Sono questi quei piccoli dettagli che Baumbach ci regala fin dai primissimi istanti di film e che hanno il potere di traghettarci in un’atmosfera sospesa ma verissima. La vera-finta storia di un matrimonio finito, di due persone che si sono amate e di tutta una serie di parole dolci non dette e cattiverie che invece scappano e vorremmo rimangiarci immediatamente. Fragilità, amaro in bocca, rabbia verso noi stessi ma che scarichiamo addosso all’altro. Problemi taciuti, incomprensioni e piccoli momenti di tranquillità che non riusciamo ad afferrare. In Storia di un matrimonio è impossibile restare spettatori, guardare e non rivedere un po’ del proprio vissuto: siamo il figlio conteso tra i due genitori, siamo la donna che incolpa il marito per i sogni che ha accantonato, il marito che non ascolta e che si incaponisce per la vittoria in sé, più che per quella cosa per la quale sta lottando. Siamo la madre che non rispetta i confini, l’avvocato che finge di essere interessato a te, o semplicemente siamo quella persona che nel litigio tira fuori il peggio di sé. La vita non è come quella dei film, ma un film come Storia di un matrimonio è come la vita: ti strappa un sorriso e il momento dopo ti fa piangere, senza nemmeno che tu riesca ad afferrarne il perché.
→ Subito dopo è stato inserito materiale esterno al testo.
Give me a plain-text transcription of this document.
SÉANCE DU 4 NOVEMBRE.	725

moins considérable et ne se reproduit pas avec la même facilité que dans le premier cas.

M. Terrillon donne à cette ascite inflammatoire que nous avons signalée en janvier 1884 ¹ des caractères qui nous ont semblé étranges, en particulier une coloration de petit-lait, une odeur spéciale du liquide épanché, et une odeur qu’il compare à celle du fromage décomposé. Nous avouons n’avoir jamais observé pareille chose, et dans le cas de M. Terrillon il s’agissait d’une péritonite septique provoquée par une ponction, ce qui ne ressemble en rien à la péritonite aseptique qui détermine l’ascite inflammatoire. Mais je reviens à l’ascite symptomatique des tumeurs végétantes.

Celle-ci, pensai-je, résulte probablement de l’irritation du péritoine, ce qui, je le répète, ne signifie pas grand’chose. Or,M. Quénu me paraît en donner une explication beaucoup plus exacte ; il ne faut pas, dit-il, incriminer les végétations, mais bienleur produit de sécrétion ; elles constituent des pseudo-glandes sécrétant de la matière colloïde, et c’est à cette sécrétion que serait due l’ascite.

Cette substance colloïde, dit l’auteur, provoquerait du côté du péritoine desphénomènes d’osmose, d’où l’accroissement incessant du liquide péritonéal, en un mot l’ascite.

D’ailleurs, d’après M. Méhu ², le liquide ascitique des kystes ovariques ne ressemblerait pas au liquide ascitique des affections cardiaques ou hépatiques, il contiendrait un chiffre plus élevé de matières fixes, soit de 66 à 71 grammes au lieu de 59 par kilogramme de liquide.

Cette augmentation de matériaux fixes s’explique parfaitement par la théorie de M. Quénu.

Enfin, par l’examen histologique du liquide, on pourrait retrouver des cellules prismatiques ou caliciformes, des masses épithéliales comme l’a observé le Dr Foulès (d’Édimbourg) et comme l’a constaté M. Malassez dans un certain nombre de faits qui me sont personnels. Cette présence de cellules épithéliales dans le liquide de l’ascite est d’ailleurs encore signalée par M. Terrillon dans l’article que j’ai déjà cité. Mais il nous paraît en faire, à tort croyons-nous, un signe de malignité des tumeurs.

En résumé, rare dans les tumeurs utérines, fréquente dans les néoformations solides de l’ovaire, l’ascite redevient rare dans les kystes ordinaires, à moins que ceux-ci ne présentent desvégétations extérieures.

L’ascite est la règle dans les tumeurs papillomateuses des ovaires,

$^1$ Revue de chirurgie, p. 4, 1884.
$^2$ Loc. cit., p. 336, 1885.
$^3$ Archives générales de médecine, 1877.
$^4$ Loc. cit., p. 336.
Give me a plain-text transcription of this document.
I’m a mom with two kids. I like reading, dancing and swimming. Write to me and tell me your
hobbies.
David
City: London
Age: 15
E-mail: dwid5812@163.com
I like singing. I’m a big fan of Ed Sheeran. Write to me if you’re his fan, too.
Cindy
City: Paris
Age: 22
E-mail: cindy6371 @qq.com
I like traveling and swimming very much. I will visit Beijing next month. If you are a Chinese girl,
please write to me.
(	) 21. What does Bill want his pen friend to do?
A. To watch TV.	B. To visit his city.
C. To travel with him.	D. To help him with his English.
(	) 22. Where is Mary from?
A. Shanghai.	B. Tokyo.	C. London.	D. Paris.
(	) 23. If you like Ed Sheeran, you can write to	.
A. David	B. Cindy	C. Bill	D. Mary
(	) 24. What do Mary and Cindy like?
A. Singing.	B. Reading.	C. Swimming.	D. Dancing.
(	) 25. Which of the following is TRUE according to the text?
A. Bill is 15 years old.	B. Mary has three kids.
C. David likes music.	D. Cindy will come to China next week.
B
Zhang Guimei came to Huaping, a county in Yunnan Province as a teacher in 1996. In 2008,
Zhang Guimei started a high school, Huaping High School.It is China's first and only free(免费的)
Non è fatta di parole giuste dette al momento giusto, di un tempismo perfetto, di torto marcio o ragione, ma di piccoli sorrisi a mezza bocca che vanno interpretati e di parole che si fermano sulla punta della lingua, senza il coraggio di uscire. L’evoluzione del film è chiara, va di pari passo con l’evoluzione del divorzio dei suoi protagonisti: all’inizio ridiamo, e le risate rimangono confinate a quel preciso momento di comicità spontanea; poi a momenti alterni proviamo rabbia, tristezza, frustrazione, emozioni che ci portiamo appresso a malincuore anche quando sullo schermo va tutto “bene”. È come nella vita vera, quando un singolo momento di felicità muore dopo poco, al contrario dei problemi che hanno sempre lo strascico. Poi tutto finisce per fondersi in un groviglio indistinguibile di amarezza e riso. Merito questo di una Scarlett Johansson che forse non vedevamo dai tempi di Match Point, di un Adam Driver superlativamente a fuoco e di un Baumbach che si riconferma pittore straordinario dei piccoli drammi quotidiani. Storia di un matrimonio non è un film che va capito; è un film che capisce te.